In many ways, if you’ve been in the CSR/social impact space more than a handful of years, you’ve been part of creating this sector and you deserve to leverage that experience for your benefit! That means you’ve earned the right to push the boundaries a bit.
You probably see many ways you could be adding more value to your company in (or beyond) your current role, so consider leaning into self-advocacy and practicing having important conversations with your leader that follow this framework:
- “Here’s what I’ve done over the past 12 months to demonstrate value above and beyond my role and here are the ways those activities have benefited this team, this program, this company. Do you agree that this has been beneficial?”
- “Because of the results we’re seeing, I’d like to propose [position, role, program] and I’d like to work on it myself. To do so, I would either need to remove the following items from my plate or receive a 10% raise. I’m not asking for that now, of course, but I’d love to know your gut reaction.”
- “I’m committed to this team and to what we’re trying to achieve together. If there are other ways I can improve or add value, I’d love to. In the meantime, can we go ahead and set up a time to follow up on this conversation?”
The Most Important Step? The First One!
Phew!
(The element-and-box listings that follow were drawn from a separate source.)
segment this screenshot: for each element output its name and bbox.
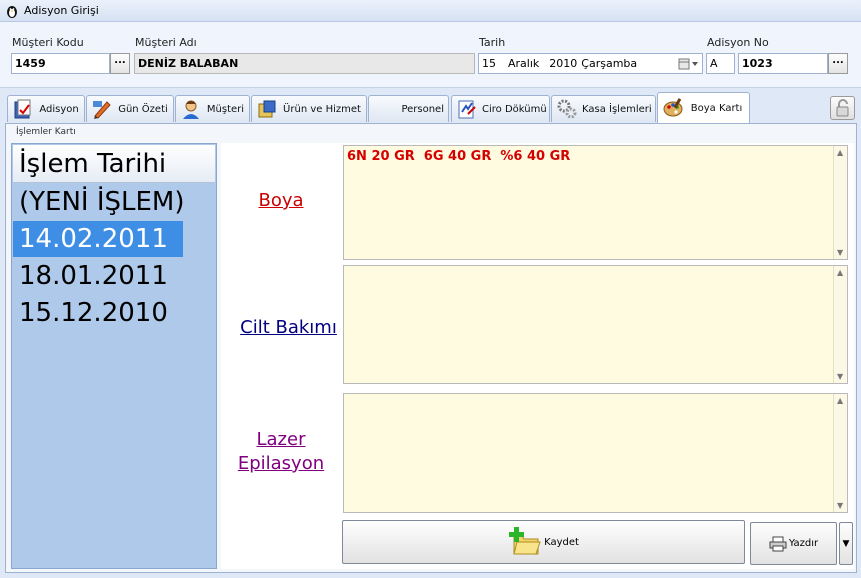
musteri-adi-field: DENİZ BALABAN [134,53,475,74]
title-bar: Adisyon Girişi [0,0,861,22]
islemler-karti-panel: İşlemler Kartı İşlem Tarihi (YENİ İŞLEM)… [5,123,857,573]
tab-kasa-islemleri[interactable]: Kasa İşlemleri [551,95,656,122]
tab-adisyon[interactable]: Adisyon [7,95,85,122]
tarih-year: 2010 [549,57,578,70]
tab-personel-label: Personel [401,103,444,115]
tab-urun-hizmet[interactable]: Ürün ve Hizmet [251,95,367,122]
tab-musteri[interactable]: Müşteri [175,95,250,122]
lazer-epilasyon-memo-scrollbar[interactable]: ▲ ▼ [833,394,847,512]
printer-icon [769,536,787,551]
yazdir-dropdown-button[interactable]: ▼ [839,522,853,565]
scroll-down-icon[interactable]: ▼ [837,501,843,510]
tarih-date-picker[interactable]: 15 Aralık 2010 Çarşamba [478,53,703,74]
lazer-epilasyon-link[interactable]: Lazer Epilasyon [226,428,336,476]
tab-ciro-dokumu[interactable]: Ciro Dökümü [451,95,550,122]
padlock-icon [836,99,849,117]
tab-boya-karti-label: Boya Kartı [690,102,743,114]
lazer-epilasyon-memo[interactable]: ▲ ▼ [343,393,848,513]
boya-memo-text: 6N 20 GR 6G 40 GR %6 40 GR [347,149,571,164]
list-item-date[interactable]: 15.12.2010 [13,295,215,331]
tab-gun-ozeti-label: Gün Özeti [118,103,168,115]
report-icon [458,100,476,119]
penguin-icon [7,5,17,18]
adisyon-no-label: Adisyon No [707,36,769,49]
list-item-date[interactable]: 18.01.2011 [13,258,215,294]
tab-strip: Adisyon Gün Özeti Müşteri Ürün ve Hizmet… [0,92,861,123]
kaydet-label: Kaydet [544,536,579,548]
boya-memo[interactable]: 6N 20 GR 6G 40 GR %6 40 GR ▲ ▼ [343,145,848,260]
musteri-kodu-browse-button[interactable]: ... [110,53,130,74]
tab-boya-karti[interactable]: Boya Kartı [657,92,750,123]
cilt-bakimi-link[interactable]: Cilt Bakımı [231,316,346,340]
tab-musteri-label: Müşteri [206,103,245,115]
scroll-down-icon[interactable]: ▼ [837,248,843,257]
list-header: İşlem Tarihi [13,145,215,183]
musteri-kodu-input[interactable]: 1459 [11,53,110,74]
yazdir-button[interactable]: Yazdır [750,522,837,565]
gears-icon [557,99,577,119]
boya-memo-scrollbar[interactable]: ▲ ▼ [833,146,847,259]
adisyon-icon [14,99,31,119]
chevron-down-icon: ▼ [842,538,850,549]
scroll-up-icon[interactable]: ▲ [837,396,843,405]
islem-tarihi-list[interactable]: İşlem Tarihi (YENİ İŞLEM) 14.02.2011 18.… [11,143,217,569]
scroll-up-icon[interactable]: ▲ [837,268,843,277]
panel-caption: İşlemler Kartı [16,127,76,137]
palette-icon [663,98,683,117]
staff-icon [373,98,381,120]
tab-urun-hizmet-label: Ürün ve Hizmet [283,103,361,115]
tab-kasa-islemleri-label: Kasa İşlemleri [582,103,652,115]
folder-add-icon [509,527,541,555]
tab-personel[interactable]: Personel [368,95,449,122]
tarih-month: Aralık [508,57,540,70]
boya-link[interactable]: Boya [241,189,321,213]
treatment-area: Boya 6N 20 GR 6G 40 GR %6 40 GR ▲ ▼ Cilt … [221,143,854,569]
epilasyon-label: Epilasyon [237,453,325,474]
pencil-icon [93,101,111,119]
header-panel: Müşteri Kodu 1459 ... Müşteri Adı DENİZ … [0,22,861,88]
list-item-yeni-islem[interactable]: (YENİ İŞLEM) [13,184,215,220]
adisyon-no-input[interactable]: 1023 [738,53,828,74]
tab-gun-ozeti[interactable]: Gün Özeti [86,95,174,122]
window-title: Adisyon Girişi [24,4,99,17]
lock-button[interactable] [830,96,855,120]
tab-ciro-dokumu-label: Ciro Dökümü [482,103,547,115]
scroll-down-icon[interactable]: ▼ [837,372,843,381]
customer-icon [183,100,199,119]
product-icon [258,100,276,118]
lazer-label: Lazer [256,429,306,450]
tarih-label: Tarih [479,36,506,49]
adisyon-no-browse-button[interactable]: ... [828,53,848,74]
musteri-kodu-label: Müşteri Kodu [12,36,84,49]
tarih-day: 15 [482,57,496,70]
tarih-weekday: Çarşamba [581,57,638,70]
yazdir-label: Yazdır [788,538,819,549]
musteri-adi-label: Müşteri Adı [135,36,197,49]
scroll-up-icon[interactable]: ▲ [837,148,843,157]
calendar-dropdown-icon[interactable] [678,58,700,70]
cilt-bakimi-memo-scrollbar[interactable]: ▲ ▼ [833,266,847,383]
kaydet-button[interactable]: Kaydet [342,520,745,564]
list-item-date-selected[interactable]: 14.02.2011 [13,221,183,257]
adisyon-prefix-field[interactable]: A [706,53,735,74]
cilt-bakimi-memo[interactable]: ▲ ▼ [343,265,848,384]
tab-adisyon-label: Adisyon [39,103,79,115]
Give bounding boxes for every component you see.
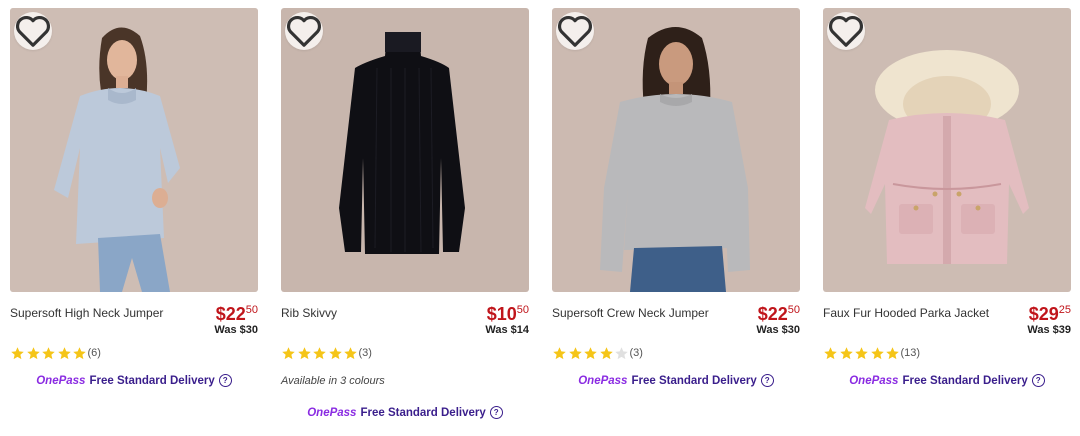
product-title[interactable]: Supersoft High Neck Jumper [10, 306, 200, 320]
was-price: Was $14 [485, 324, 529, 336]
review-count: (6) [87, 347, 101, 359]
onepass-logo: OnePass [849, 374, 899, 387]
star-filled-icon [886, 346, 899, 359]
help-icon[interactable]: ? [1031, 374, 1045, 387]
delivery-text: Free Standard Delivery [360, 406, 486, 419]
help-icon[interactable]: ? [489, 406, 503, 419]
product-image[interactable] [10, 8, 258, 292]
star-filled-icon [42, 346, 55, 359]
was-price: Was $39 [1027, 324, 1071, 336]
product-price: $2925 [1028, 304, 1071, 324]
onepass-delivery: OnePass Free Standard Delivery ? [10, 374, 258, 387]
star-rating [281, 346, 359, 361]
star-filled-icon [824, 346, 837, 359]
star-filled-icon [57, 346, 71, 359]
review-count: (3) [358, 347, 372, 359]
product-rating[interactable]: (6) [10, 345, 101, 361]
star-rating [552, 346, 630, 361]
onepass-delivery: OnePass Free Standard Delivery ? [552, 374, 800, 387]
product-image[interactable] [281, 8, 529, 292]
product-image[interactable] [552, 8, 800, 292]
product-image[interactable] [823, 8, 1071, 292]
star-filled-icon [839, 346, 853, 359]
product-title[interactable]: Rib Skivvy [281, 306, 471, 320]
star-filled-icon [313, 346, 326, 359]
star-filled-icon [599, 346, 613, 359]
product-card[interactable]: Rib Skivvy $1050 Was $14 (3) Available i… [281, 8, 529, 428]
product-price: $1050 [486, 304, 529, 324]
star-filled-icon [344, 346, 357, 359]
onepass-logo: OnePass [36, 374, 86, 387]
product-price: $2250 [215, 304, 258, 324]
wishlist-heart-button[interactable] [827, 12, 865, 50]
product-title[interactable]: Supersoft Crew Neck Jumper [552, 306, 742, 320]
wishlist-heart-button[interactable] [285, 12, 323, 50]
heart-icon [287, 15, 321, 47]
product-rating[interactable]: (3) [552, 345, 643, 361]
review-count: (13) [900, 347, 921, 359]
star-filled-icon [328, 346, 342, 359]
onepass-delivery: OnePass Free Standard Delivery ? [281, 406, 529, 419]
star-filled-icon [26, 346, 40, 359]
heart-icon [558, 15, 592, 47]
product-card[interactable]: Supersoft High Neck Jumper $2250 Was $30… [10, 8, 258, 428]
star-filled-icon [870, 346, 884, 359]
wishlist-heart-button[interactable] [556, 12, 594, 50]
product-title[interactable]: Faux Fur Hooded Parka Jacket [823, 306, 1013, 320]
star-rating [10, 346, 88, 361]
product-card[interactable]: Supersoft Crew Neck Jumper $2250 Was $30… [552, 8, 800, 428]
star-filled-icon [11, 346, 24, 359]
star-empty-icon [615, 346, 628, 359]
onepass-logo: OnePass [307, 406, 357, 419]
review-count: (3) [629, 347, 643, 359]
delivery-text: Free Standard Delivery [631, 374, 757, 387]
help-icon[interactable]: ? [218, 374, 232, 387]
star-rating [823, 346, 901, 361]
delivery-text: Free Standard Delivery [89, 374, 215, 387]
product-grid: Supersoft High Neck Jumper $2250 Was $30… [0, 0, 1080, 436]
star-filled-icon [584, 346, 597, 359]
star-filled-icon [855, 346, 868, 359]
product-price: $2250 [757, 304, 800, 324]
available-colours: Available in 3 colours [281, 375, 385, 387]
product-card[interactable]: Faux Fur Hooded Parka Jacket $2925 Was $… [823, 8, 1071, 428]
star-filled-icon [553, 346, 566, 359]
star-filled-icon [73, 346, 86, 359]
star-filled-icon [297, 346, 311, 359]
product-rating[interactable]: (13) [823, 345, 920, 361]
star-filled-icon [282, 346, 295, 359]
product-rating[interactable]: (3) [281, 345, 372, 361]
was-price: Was $30 [214, 324, 258, 336]
delivery-text: Free Standard Delivery [902, 374, 1028, 387]
wishlist-heart-button[interactable] [14, 12, 52, 50]
onepass-delivery: OnePass Free Standard Delivery ? [823, 374, 1071, 387]
help-icon[interactable]: ? [760, 374, 774, 387]
star-filled-icon [568, 346, 582, 359]
onepass-logo: OnePass [578, 374, 628, 387]
was-price: Was $30 [756, 324, 800, 336]
heart-icon [829, 15, 863, 47]
heart-icon [16, 15, 50, 47]
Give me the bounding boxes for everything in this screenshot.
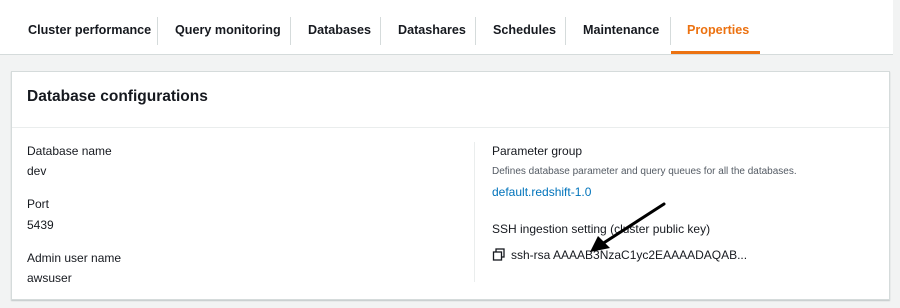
tab-divider: [290, 17, 291, 45]
panel-header: Database configurations: [12, 72, 889, 128]
parameter-group-description: Defines database parameter and query que…: [492, 166, 797, 177]
database-name-value: dev: [27, 164, 47, 178]
port-value: 5439: [27, 218, 54, 232]
tab-divider: [565, 17, 566, 45]
tab-schedules[interactable]: Schedules: [493, 17, 556, 43]
tab-cluster-performance[interactable]: Cluster performance: [28, 17, 151, 43]
tab-divider: [157, 17, 158, 45]
admin-user-name-label: Admin user name: [27, 251, 122, 265]
admin-user-name-value: awsuser: [27, 271, 72, 285]
arrow-annotation: [590, 202, 666, 252]
tab-maintenance[interactable]: Maintenance: [583, 17, 659, 43]
parameter-group-label: Parameter group: [492, 144, 583, 158]
tab-query-monitoring[interactable]: Query monitoring: [175, 17, 281, 43]
tab-properties[interactable]: Properties: [687, 17, 749, 43]
active-tab-indicator: [671, 51, 760, 54]
port-label: Port: [27, 197, 50, 211]
tab-divider: [380, 17, 381, 45]
tab-databases[interactable]: Databases: [308, 17, 371, 43]
copy-icon[interactable]: [492, 248, 506, 262]
tab-divider: [475, 17, 476, 45]
tab-bar: Cluster performance Query monitoring Dat…: [0, 0, 893, 55]
tab-datashares[interactable]: Datashares: [398, 17, 466, 43]
database-configurations-panel: Database configurations Database name de…: [11, 71, 890, 300]
panel-title: Database configurations: [27, 88, 208, 105]
column-divider: [474, 142, 475, 282]
parameter-group-link[interactable]: default.redshift-1.0: [492, 185, 591, 199]
database-name-label: Database name: [27, 144, 112, 158]
tab-divider: [670, 17, 671, 45]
That’s a lot of information (and this post merely scratches the surface of the content covered in the webinar and that will be available on the new platform, RW Social REV) and may feel overwhelming. Go back and skim this post again – what jumps out at you or makes you feel a little bit excited? Focus in on that first.
Above all, it’s important that you leave this post with the understanding that your career is important – YOU are important – and deserve a professional life that is well-aligned with the essence of who you are so your full potential can be unlocked.
And if this doesn’t resonate for you, we get it. Sometimes there are periods in our life and career where contentedness is a higher priority than achievement: maintain what’s working, mitigate company risk, opt out of the burnout game. We get it – and we have resources coming for that, too.
But if helps you muster the gusto, consider your development – your success – an act of service for our entire industry. We have much to do and we need you at your highest level of contribution – in your deepest power – to create meaningful, scalable impact!